The chief lesson we learned in our initial challenges was the importance of savings. Our ability to save has allowed us to meet our obligations and embark on special projects without putting enormous pressure on church members. We have also learned that it is through faith and patience that we inherit the promises of God like Abraham (Hebrews 6.12-14). What is not affordable today will become affordable someday. The temptation to embark on outreaches and projects because others are doing it must be resisted. Except God instructs very clearly that a project must be done, only what our regular cash flow can afford should be embarked upon. God is faithful and will back us up when we walk in obedience to His mandates. If He commands a project, He will fund it.
‘I am tired of this cycle of insufficiency’, Jumoke, my wife said one day and I concurred. Never one to complain about the price of serving God nor desirous of excessive comfort, I knew she wanted nothing but to be able to afford the basic necessities of life and take good care of our four beautiful but fast-growing kids. After prayer and soul searching, she opened a fashion boutique in Ibadan. This business brought relief to the family as it made us able to afford more holiday travels at home and abroad, increased our investments in stock, and provided a fallback when in need of quick intervention for unforeseen expenditures. We advise people today that a ‘side hustle’ might be the answer to their constant insufficiency, especially ministers of the gospel who cannot opt out of the call of God upon their lives. Taking up a secular job for a season or better still, engaging in business on the side, will bring a lot of relief to them. Those who have taken the advice have never regretted it. It is only important to organize our schedule in a way that would not make it a distraction. We shut it down when our family relocated to Lagos.
In his book Parable of Dollar, my older brother (who is also a pastor) taught from the parable of talents that poor managers of resources are always losing their resources to good managers.
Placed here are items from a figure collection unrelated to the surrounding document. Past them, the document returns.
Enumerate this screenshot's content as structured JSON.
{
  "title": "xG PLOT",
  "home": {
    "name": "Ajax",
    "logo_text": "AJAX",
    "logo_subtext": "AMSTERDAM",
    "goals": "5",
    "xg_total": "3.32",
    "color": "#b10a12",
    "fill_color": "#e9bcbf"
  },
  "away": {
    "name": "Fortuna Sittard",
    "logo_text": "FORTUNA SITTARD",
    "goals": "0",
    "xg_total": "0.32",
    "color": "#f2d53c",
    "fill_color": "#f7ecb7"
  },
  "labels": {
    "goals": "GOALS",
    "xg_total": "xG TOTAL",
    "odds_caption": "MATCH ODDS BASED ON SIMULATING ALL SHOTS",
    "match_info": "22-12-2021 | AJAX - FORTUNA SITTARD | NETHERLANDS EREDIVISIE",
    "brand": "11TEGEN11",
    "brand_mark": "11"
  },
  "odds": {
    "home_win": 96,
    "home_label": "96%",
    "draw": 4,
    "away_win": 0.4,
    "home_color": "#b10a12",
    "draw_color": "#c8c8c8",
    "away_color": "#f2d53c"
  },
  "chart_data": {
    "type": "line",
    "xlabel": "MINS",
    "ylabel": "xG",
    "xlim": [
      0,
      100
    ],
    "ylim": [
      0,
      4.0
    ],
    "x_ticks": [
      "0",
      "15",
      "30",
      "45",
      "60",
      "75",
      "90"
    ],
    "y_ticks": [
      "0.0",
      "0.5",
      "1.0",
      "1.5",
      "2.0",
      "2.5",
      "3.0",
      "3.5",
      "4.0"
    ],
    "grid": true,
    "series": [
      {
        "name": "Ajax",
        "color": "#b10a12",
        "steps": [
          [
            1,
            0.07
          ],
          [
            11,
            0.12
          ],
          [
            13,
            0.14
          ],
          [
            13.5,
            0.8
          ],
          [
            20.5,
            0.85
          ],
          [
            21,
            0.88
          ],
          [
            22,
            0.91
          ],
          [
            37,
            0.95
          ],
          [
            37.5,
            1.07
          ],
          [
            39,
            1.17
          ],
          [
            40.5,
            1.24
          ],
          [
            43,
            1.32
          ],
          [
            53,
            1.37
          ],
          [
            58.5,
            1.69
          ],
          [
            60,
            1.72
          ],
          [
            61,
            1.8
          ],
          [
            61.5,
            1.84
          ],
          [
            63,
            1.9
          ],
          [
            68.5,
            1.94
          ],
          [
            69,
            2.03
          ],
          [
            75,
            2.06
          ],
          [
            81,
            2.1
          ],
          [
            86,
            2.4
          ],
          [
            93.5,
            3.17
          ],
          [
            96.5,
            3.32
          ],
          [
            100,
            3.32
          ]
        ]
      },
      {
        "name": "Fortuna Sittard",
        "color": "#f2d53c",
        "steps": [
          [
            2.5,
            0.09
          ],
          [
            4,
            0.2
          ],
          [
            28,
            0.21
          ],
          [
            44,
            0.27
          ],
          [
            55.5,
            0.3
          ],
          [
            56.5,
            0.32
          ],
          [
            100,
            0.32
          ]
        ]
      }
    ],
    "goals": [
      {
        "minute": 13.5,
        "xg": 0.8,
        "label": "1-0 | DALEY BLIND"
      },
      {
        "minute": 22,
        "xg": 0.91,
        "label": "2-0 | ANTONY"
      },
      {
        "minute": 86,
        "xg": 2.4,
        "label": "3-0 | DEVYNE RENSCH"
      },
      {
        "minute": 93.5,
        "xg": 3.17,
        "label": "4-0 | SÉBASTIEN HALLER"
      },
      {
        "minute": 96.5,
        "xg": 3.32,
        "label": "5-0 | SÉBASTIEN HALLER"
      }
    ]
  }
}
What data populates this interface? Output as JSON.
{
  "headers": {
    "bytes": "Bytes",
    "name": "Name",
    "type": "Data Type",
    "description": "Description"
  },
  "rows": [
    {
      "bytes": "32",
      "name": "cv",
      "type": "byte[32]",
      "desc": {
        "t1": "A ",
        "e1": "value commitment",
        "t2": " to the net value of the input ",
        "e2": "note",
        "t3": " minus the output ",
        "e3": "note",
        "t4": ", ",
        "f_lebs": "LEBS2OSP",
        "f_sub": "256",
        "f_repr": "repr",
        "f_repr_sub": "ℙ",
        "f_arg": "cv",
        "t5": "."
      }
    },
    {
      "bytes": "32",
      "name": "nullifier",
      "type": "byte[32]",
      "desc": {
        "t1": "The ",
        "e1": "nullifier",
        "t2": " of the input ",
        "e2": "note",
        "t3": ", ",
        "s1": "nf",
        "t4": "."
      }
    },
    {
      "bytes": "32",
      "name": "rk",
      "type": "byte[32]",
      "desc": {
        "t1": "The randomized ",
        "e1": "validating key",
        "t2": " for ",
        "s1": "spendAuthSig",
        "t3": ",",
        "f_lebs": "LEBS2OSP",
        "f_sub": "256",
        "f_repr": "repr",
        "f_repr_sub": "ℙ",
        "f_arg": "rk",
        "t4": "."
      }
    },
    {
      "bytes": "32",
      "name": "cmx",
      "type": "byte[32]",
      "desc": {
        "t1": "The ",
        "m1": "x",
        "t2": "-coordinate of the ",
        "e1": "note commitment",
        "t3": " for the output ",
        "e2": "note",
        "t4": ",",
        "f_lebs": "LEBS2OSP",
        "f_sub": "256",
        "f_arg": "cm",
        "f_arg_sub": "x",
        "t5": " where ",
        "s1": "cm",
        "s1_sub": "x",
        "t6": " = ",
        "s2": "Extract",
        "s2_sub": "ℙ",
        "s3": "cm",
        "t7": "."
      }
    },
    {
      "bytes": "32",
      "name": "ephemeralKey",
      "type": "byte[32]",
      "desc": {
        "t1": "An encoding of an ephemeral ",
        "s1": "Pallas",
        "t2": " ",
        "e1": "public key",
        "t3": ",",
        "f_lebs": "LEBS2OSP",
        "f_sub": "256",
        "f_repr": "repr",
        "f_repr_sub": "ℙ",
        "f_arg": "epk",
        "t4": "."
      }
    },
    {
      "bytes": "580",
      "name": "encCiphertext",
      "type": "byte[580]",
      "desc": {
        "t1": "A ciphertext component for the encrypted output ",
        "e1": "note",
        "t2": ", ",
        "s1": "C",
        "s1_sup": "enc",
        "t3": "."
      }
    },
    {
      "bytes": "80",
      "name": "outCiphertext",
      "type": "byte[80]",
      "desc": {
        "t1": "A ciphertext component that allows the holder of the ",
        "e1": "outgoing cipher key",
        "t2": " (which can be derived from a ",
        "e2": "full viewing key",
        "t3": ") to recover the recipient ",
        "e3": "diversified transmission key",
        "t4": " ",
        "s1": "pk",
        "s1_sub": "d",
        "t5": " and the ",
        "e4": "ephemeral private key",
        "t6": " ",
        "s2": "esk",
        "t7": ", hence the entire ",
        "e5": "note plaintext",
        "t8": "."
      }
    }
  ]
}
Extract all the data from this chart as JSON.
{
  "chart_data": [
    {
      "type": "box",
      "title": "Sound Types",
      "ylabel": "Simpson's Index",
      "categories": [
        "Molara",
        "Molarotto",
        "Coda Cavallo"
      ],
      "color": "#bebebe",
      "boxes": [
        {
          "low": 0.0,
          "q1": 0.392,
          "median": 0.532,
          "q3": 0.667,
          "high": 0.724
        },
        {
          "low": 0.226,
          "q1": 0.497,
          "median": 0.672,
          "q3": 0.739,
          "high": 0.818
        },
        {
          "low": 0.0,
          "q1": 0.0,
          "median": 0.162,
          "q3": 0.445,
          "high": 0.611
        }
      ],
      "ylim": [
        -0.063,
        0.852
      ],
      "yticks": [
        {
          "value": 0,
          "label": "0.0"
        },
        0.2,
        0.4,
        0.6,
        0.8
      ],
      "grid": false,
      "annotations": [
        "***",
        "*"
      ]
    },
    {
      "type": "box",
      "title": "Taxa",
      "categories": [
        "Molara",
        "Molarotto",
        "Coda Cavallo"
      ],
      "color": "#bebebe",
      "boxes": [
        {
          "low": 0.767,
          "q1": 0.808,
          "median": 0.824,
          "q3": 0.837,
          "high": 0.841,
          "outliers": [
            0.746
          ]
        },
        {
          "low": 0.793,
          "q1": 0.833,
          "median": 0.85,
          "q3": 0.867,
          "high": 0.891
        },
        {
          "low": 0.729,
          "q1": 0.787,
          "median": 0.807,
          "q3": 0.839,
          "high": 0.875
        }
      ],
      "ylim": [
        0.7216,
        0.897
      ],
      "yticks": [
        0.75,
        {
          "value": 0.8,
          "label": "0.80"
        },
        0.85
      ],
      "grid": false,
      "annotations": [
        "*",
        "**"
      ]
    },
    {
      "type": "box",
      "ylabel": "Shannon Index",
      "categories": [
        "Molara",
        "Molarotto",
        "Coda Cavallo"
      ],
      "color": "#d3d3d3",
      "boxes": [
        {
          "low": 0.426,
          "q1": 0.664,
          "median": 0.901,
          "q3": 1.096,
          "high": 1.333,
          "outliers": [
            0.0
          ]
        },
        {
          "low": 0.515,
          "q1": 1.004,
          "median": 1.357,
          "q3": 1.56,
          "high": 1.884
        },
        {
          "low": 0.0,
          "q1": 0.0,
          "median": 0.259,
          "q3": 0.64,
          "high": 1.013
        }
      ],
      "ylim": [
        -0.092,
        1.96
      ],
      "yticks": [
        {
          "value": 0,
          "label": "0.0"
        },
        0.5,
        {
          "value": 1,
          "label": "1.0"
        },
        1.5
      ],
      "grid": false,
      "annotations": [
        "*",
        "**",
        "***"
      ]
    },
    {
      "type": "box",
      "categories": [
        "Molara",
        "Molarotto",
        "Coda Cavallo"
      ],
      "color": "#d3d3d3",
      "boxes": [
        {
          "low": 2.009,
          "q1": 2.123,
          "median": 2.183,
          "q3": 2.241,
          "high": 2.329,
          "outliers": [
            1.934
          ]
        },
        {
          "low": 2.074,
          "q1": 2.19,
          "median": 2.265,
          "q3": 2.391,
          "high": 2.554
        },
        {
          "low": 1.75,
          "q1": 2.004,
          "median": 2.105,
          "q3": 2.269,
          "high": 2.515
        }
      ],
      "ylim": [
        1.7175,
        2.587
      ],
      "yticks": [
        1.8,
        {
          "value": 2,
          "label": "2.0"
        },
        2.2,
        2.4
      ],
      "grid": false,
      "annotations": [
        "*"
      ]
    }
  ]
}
He opined and rightly so, that God loves order and where individuals and organizations bring order to their finances through planning, budgeting, savings, investments, and giving, God will multiply their resources. As we have endeavored to follow the above principles, we have seen consistent incremental progress. It may not be an exponential increase as you will see with a few ministries but definitely, consistent progress.
My wife and I relocated our family to Lagos in 2008, leaving over 1000 members in Ibadan for a 200-member church we had planted 3 years earlier. We were very convinced it was God’s plan and I remember our first major decision at the time was to cut down operational expenses and increase the capital savings from 20% to 40% of our income. In 6 months we had moved to a 500 seater hall which we outgrew in 4 years despite adding another service and the use of extra facilities. We were able to lease about an acre of land on a major road and erected a 1,000-seater tent and other facilities on it. Meanwhile, as the church in Ibadan continued in the same principles of order, the 1000 seater building we left which became grossly inadequate has been expanded to a 3000 seater. So also have we planted several more branches of our church over the years and had a few other branches owning their properties. Order truly brings an increase.
Several more things remain to be done in the vision God gave us but we know ‘Faithful is He who called us’, He will do them all as we continue to follow Him with faith and patience.